Analysis, not info sharing, blamed for intell failure
Officials failed to search all available databases to uncover data on the would-be airplane bomber, a preliminary White House review has found.
Intelligence analysts had access to information scattered across data systems, that if pieced together, could have prevented a would-be bomber from boarding a Detroit-bound airplane on Christmas Day, a White House review has found.
An unclassified version of the Obama administration’s review of the failed attack said intelligence failures related to the incident didn’t appear to be caused by a lack of information sharing but rather by a failure to correlate disparate intelligence, or “connect the dots.”
The summary report, released Jan. 7, said,“Information sharing does not appear to have contributed to this intelligence failure; relevant all-source analysts as well as watchlisting personnel who needed this information were not prevented from accessing it.”However, “information technology within the [counterterrorism] community did not sufficiently enable the correlation of data that would have enabled analysts to highlight the relevant threat information,” officials found.
The report also said a reorganization of intelligence agencies, such as the one that occurred after the 2001 terrorist attacks, wasn’t needed. The report said that previous barriers to information sharing between agencies had been largely overcome.
The White House review, led by Deputy National Security Adviser John Brennan, found that personnel from the National Counterterrorism Center and the CIA who are responsible for the government’s watch list process didn’t search all available databases to uncover additional information on Umar Farouk Abdulmutallab, the 23-year old Nigerian allegedly tried to set off a bomb on the aircraft.
Abdulmutallab was in the National Counterterrorism Center’s Terrorist Identities Datamart Environment database, the government's central repository on international terrorist identities that includes data about 500,000 people.
However, Abdulmutallab, didn't make the cut to be on the government’s consolidated watch list that includes data on about 400,000 people that authorities know or reasonably suspect are involved in terrorist activity. Abdulmutallab also wasn't on the no-fly list, and a smaller subset of the consolidated list with more stringent standards comprised of people considered threats to civil aviation or national security.
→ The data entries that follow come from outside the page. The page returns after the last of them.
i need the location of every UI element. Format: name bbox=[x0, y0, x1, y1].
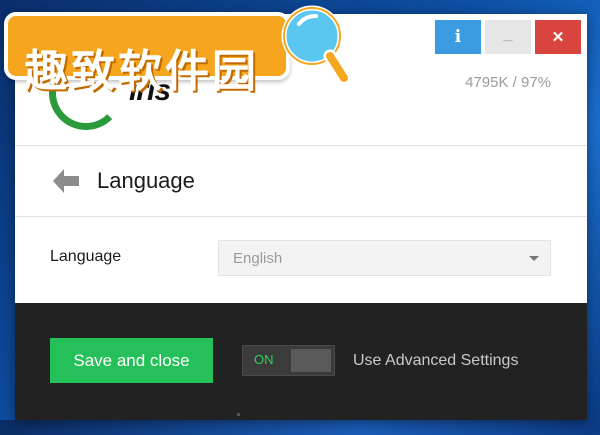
info-button[interactable]: i bbox=[435, 20, 481, 54]
language-select-value: English bbox=[233, 249, 283, 267]
watermark-text: 趣致软件园 bbox=[24, 46, 259, 97]
memory-stats: 4795K / 97% bbox=[465, 74, 551, 91]
toggle-state-label: ON bbox=[254, 352, 274, 367]
watermark-logo: 趣致软件园 bbox=[0, 0, 362, 97]
desktop-background bbox=[0, 420, 600, 435]
toggle-knob bbox=[291, 349, 331, 372]
close-icon: ✕ bbox=[551, 29, 565, 46]
save-button-label: Save and close bbox=[73, 350, 190, 370]
language-label: Language bbox=[50, 248, 122, 265]
back-arrow-icon[interactable] bbox=[51, 168, 81, 194]
close-button[interactable]: ✕ bbox=[535, 20, 581, 54]
language-select[interactable]: English bbox=[218, 240, 551, 276]
watermark-banner: 趣致软件园 bbox=[4, 12, 290, 97]
footer-bar: Save and close ON Use Advanced Settings bbox=[15, 303, 587, 420]
minimize-icon: _ bbox=[503, 26, 513, 43]
divider bbox=[15, 145, 587, 146]
magnifier-icon bbox=[281, 5, 351, 85]
minimize-button[interactable]: _ bbox=[485, 20, 531, 54]
chevron-down-icon bbox=[529, 256, 539, 261]
advanced-settings-toggle[interactable]: ON bbox=[242, 345, 335, 376]
info-icon: i bbox=[454, 27, 462, 47]
save-and-close-button[interactable]: Save and close bbox=[50, 338, 213, 383]
divider bbox=[15, 216, 587, 217]
page-title: Language bbox=[97, 168, 195, 193]
divider bbox=[237, 413, 240, 416]
advanced-settings-label: Use Advanced Settings bbox=[353, 352, 519, 369]
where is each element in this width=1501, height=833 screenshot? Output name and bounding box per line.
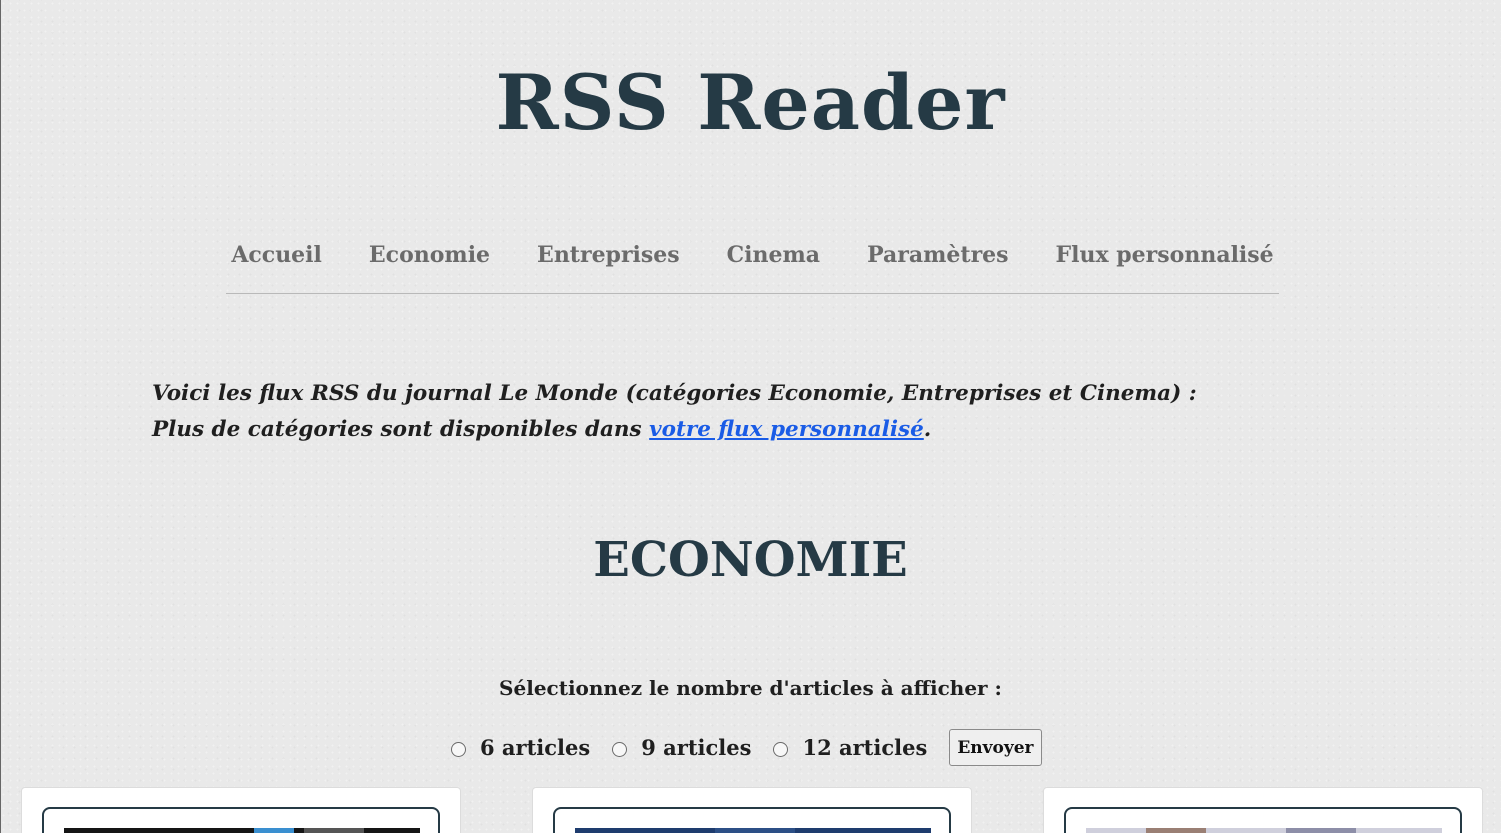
- custom-feed-link[interactable]: votre flux personnalisé: [649, 417, 924, 442]
- intro-text: Voici les flux RSS du journal Le Monde (…: [152, 376, 1302, 448]
- article-card-frame: [553, 807, 951, 833]
- submit-button[interactable]: Envoyer: [949, 729, 1042, 766]
- nav-item-entreprises[interactable]: Entreprises: [537, 236, 680, 293]
- nav-item-cinema[interactable]: Cinema: [727, 236, 820, 293]
- article-card[interactable]: [21, 787, 461, 833]
- option-label: 9 articles: [641, 735, 752, 760]
- nav-item-accueil[interactable]: Accueil: [231, 236, 322, 293]
- article-thumbnail: [64, 828, 420, 833]
- option-label: 6 articles: [480, 735, 591, 760]
- nav-item-flux-personnalise[interactable]: Flux personnalisé: [1056, 236, 1274, 293]
- main-nav: Accueil Economie Entreprises Cinema Para…: [226, 236, 1279, 294]
- option-6-articles[interactable]: 6 articles: [451, 735, 590, 760]
- article-card[interactable]: [532, 787, 972, 833]
- article-count-label: Sélectionnez le nombre d'articles à affi…: [499, 676, 1002, 700]
- article-card-frame: [42, 807, 440, 833]
- intro-line-2-prefix: Plus de catégories sont disponibles dans: [152, 417, 650, 442]
- site-title: RSS Reader: [495, 58, 1006, 147]
- intro-line-2-suffix: .: [923, 417, 932, 442]
- article-thumbnail: [1086, 828, 1442, 833]
- intro-line-2: Plus de catégories sont disponibles dans…: [152, 412, 1302, 448]
- article-thumbnail: [575, 828, 931, 833]
- intro-line-1: Voici les flux RSS du journal Le Monde (…: [152, 381, 1197, 406]
- radio-12-articles[interactable]: [773, 741, 789, 757]
- radio-6-articles[interactable]: [451, 741, 466, 757]
- radio-9-articles[interactable]: [612, 741, 628, 757]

In addition, Abdulmutallab’s visa also wasn’t revoked because he wasn’t placed on a watch list, the review said. Also, a misspelling of Abdulmutallab’s name initially left the State Department believing he didn’t have a valid visa, officials found.
President Barack Obama directed security-related departments to take actions, many IT and technology-related, to correct the causes of what he called “systemic failure across organizations and agencies” during a speech Jan. 7. In one recommendation, Obama directed the Director of National Intelligence to accelerate IT enhancements, such as database integration, knowledge discovery and cross-database searches.
Brennan told reporters Jan. 7 that he was confident that the government has taken corrective measures that would have allowed the government to identity Abdulmutallab “as somebody of concern.”
“The National Counterterrorism Center has been working day and night for – since this Dec. 25 attempted attack, has been scouring all of the databases – identities databases as well as all-source databases – to make those correlations. And I'm confident that they have done that very thoroughly,” Brennan said.